In deze zaak heeft [X] B.V. beroep in cassatie ingesteld tegen een uitspraak van het Gerechtshof Den Haag, die op 11 juli 2014 werd gedaan in hoger beroep tegen eerdere uitspraken van de Rechtbank Den Haag. De zaak betreft naheffingsaanslagen in de loonbelasting en premie volksverzekeringen voor de tijdvakken van 1 januari 2009 tot en met 31 december 2009 en van 1 januari 2010 tot en met 31 december 2010. De belanghebbende, [X] B.V., heeft de zaak laten toelichten door mr. R.W.J. Kerckhoffs, advocaat te Breda. De Staatssecretaris van Financiën heeft een verweerschrift ingediend.

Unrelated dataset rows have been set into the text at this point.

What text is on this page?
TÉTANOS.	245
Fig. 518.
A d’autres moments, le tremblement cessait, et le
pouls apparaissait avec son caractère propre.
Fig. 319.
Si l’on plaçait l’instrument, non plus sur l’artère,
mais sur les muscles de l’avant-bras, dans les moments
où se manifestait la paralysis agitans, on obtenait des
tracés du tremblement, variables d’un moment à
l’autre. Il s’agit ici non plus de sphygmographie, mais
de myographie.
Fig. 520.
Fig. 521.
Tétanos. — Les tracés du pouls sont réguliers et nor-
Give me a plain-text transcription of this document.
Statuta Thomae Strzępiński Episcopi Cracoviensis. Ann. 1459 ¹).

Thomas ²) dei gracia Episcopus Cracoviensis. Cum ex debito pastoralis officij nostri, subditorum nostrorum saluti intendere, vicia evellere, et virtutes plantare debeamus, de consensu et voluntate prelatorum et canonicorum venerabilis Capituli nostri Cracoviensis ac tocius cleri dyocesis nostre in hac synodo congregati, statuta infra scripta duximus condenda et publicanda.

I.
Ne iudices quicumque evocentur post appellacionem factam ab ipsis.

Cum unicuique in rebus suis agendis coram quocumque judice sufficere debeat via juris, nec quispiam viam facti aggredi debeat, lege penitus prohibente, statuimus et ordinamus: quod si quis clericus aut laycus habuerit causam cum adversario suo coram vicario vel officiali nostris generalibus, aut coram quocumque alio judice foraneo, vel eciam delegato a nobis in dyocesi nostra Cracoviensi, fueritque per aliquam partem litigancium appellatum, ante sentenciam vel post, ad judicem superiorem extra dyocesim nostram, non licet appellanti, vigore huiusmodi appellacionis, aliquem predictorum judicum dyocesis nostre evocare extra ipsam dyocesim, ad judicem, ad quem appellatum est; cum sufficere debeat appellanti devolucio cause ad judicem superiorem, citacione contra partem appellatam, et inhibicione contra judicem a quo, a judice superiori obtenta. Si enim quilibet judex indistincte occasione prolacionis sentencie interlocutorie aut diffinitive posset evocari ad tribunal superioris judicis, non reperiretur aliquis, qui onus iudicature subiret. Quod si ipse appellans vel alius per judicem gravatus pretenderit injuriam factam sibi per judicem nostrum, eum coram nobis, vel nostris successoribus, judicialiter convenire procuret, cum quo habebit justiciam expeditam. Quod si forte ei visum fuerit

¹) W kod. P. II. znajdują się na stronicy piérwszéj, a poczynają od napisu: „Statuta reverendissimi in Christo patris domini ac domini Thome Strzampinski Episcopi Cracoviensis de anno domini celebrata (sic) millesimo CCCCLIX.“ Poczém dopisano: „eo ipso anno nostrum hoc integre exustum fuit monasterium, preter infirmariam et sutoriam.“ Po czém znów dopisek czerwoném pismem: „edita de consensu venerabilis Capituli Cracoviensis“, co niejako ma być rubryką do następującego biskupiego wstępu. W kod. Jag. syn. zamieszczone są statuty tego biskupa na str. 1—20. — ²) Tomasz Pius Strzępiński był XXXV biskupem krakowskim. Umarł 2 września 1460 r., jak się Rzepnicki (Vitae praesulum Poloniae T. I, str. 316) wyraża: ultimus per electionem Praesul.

De Hoge Raad heeft het middel van belanghebbende beoordeeld en geconcludeerd dat het middel niet tot cassatie kan leiden. Dit werd onderbouwd met verwijzing naar artikel 81, lid 1, van de Wet op de rechterlijke organisatie, waarbij werd vastgesteld dat het middel geen rechtsvragen oproept die van belang zijn voor de rechtseenheid of de rechtsontwikkeling.
De Hoge Raad heeft verder geen termen aanwezig geacht voor een veroordeling in de proceskosten. Uiteindelijk heeft de Hoge Raad het beroep in cassatie ongegrond verklaard, en dit arrest is openbaar uitgesproken op 17 april 2015.